There are many things I like in Alaska. One is the Northern land which I am so familiar with, having served as a bishop in Lapland 16 years. O Lord, how many are Your works! In wisdom You have made them all; the earth is full of Your riches.

There are certain similarities also in social changes. We also have regions where young people move away because of unemployment. Alcoholism and general pessimism tempt people of all ages. Here we have seen that the Orthodox Church makes a real effort to be with the people, supporting them and encouraging them in their everyday life.

But perhaps the most important similarity has to do with the cultural minorities. As Orthodox Christians we in Finland and you in the USA are minorities. However, within our Churches we have other minorities like recent immigrants or native tribes. In Lapland we have a small but active group of Sami people who live in the far north, actually in three countries: Finland, Norway and Russia. Like Alaskan tribes they also have preserved their original culture and Orthodox faith as a part of it. As the bishop of Northern Finland and now as the Archbishop I have taken their cause very seriously. I constantly remind our state authorities about the necessity of supporting cultural diversity. The ecologists speak about bio-diversity, emphasizing the importance of the smallest species for the well-being of the whole ecosystem. It is equally necessary to take care of the small cultures in order to keep the whole society healthy and dynamic. We Orthodox should support those cultural minorities that God has entrusted to us. St. Herman himself is an example of respect and love towards those who in many ways were quite different from what the Elder was used to in Karelia.

When we think of the future cooperation between our Churches, we should not forget Alaska. We have already had Alaskan clergymen visiting Finland twice and I ask His Grace, Bishop Nikolai, to bless these contacts in the future.

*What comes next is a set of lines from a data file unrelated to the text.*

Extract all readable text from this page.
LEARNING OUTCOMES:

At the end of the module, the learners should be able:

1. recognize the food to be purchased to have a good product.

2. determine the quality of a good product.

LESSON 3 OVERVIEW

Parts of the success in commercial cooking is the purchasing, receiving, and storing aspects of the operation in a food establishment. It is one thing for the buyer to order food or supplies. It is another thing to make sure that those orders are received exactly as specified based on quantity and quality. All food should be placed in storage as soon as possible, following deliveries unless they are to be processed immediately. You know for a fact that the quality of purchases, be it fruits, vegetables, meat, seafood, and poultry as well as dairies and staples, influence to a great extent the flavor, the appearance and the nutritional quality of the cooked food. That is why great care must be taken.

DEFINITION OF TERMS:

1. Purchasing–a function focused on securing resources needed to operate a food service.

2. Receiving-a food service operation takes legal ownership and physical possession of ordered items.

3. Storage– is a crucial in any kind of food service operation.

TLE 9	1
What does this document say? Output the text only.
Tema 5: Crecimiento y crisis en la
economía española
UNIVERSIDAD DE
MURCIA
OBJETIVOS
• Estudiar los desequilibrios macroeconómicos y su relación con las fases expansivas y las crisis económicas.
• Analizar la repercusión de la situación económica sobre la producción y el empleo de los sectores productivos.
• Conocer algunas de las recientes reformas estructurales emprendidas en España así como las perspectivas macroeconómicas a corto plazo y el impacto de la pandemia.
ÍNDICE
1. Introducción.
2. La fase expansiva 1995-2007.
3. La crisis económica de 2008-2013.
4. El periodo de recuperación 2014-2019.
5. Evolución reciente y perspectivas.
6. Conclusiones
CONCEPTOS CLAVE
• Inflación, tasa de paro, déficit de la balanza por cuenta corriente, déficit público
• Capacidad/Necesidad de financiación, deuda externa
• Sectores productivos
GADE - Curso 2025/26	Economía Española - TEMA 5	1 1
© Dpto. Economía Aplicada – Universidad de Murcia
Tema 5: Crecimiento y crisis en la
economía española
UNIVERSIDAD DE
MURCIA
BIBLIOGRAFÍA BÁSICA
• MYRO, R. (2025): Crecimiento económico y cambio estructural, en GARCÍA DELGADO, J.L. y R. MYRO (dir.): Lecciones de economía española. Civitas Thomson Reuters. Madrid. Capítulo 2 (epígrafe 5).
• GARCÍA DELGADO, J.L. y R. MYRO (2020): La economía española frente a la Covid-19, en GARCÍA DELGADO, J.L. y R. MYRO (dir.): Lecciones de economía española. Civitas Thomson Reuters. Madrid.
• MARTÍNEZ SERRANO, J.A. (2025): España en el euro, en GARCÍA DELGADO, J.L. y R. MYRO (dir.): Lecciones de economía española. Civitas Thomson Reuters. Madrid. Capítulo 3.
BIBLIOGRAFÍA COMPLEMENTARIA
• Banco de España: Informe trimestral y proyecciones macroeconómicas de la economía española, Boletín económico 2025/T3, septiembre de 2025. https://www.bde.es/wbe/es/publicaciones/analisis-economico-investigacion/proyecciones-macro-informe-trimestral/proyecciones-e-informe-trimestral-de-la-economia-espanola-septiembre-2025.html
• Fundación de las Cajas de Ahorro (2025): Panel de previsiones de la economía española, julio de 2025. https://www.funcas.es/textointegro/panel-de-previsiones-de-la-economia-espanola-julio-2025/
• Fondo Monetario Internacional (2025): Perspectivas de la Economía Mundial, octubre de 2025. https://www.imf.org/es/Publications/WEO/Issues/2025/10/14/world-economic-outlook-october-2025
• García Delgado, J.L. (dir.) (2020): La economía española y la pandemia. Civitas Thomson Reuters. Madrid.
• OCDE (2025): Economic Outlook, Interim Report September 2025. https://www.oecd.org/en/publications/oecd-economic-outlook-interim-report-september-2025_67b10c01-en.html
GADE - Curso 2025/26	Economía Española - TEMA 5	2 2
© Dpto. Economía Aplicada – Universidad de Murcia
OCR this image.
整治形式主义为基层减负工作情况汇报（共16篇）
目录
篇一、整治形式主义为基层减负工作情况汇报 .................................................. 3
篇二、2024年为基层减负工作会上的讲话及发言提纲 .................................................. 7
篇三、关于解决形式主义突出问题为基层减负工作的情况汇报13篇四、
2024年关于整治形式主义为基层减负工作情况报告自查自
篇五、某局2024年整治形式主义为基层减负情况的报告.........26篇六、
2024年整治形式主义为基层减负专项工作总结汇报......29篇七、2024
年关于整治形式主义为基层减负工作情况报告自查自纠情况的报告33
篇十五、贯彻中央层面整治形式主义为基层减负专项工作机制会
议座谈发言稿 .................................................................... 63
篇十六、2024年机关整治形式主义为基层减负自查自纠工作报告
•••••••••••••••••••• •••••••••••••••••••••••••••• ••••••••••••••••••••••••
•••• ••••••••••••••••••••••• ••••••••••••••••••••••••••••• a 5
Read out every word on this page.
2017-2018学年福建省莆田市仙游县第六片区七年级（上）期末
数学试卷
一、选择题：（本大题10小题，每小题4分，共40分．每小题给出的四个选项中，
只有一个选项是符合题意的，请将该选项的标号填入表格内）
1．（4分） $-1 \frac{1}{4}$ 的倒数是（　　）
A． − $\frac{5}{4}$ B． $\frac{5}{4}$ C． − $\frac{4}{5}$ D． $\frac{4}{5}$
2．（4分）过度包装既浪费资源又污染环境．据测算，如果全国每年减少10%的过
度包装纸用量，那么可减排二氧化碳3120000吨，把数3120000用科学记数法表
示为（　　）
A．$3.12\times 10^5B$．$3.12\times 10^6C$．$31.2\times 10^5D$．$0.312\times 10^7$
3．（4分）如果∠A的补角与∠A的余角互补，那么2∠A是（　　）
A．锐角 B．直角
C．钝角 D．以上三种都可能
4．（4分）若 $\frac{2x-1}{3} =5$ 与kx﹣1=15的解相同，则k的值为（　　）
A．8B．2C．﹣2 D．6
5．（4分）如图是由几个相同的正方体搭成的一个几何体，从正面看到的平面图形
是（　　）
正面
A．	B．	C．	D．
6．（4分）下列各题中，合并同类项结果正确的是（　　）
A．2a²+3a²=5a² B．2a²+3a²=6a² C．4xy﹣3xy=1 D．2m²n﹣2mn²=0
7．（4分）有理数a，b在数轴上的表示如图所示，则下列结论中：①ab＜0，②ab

With good will, we can find also other ways to bring Alaskan and Finnish Orthodox together. I wonder if a kind of exchange program could be created between our Theological Schools—St. Vladimir’s and St. Tikhon’s Seminary but also with the Seminary here in Alaska and our Faculty and Seminary in Finland. These types of contacts always serve in strengthening Orthodox unity.

By the way, I know that many American Orthodox pilgrims travel through Finland to Russia and I would like to invite them to visit also our monasteries and excellent Church museum and Church Centre in Kuopio where I live.

Dear Vladyka Metropolitan Herman, Venerable Hierarchs. On behalf of our delegation I want to thank you for this pilgrimage here in Alaska. We have learned so much. We have seen so much. We have received so much love that we have no words to describe it.

We give thanks to the Lord, for He is good; for His love endures for ever more!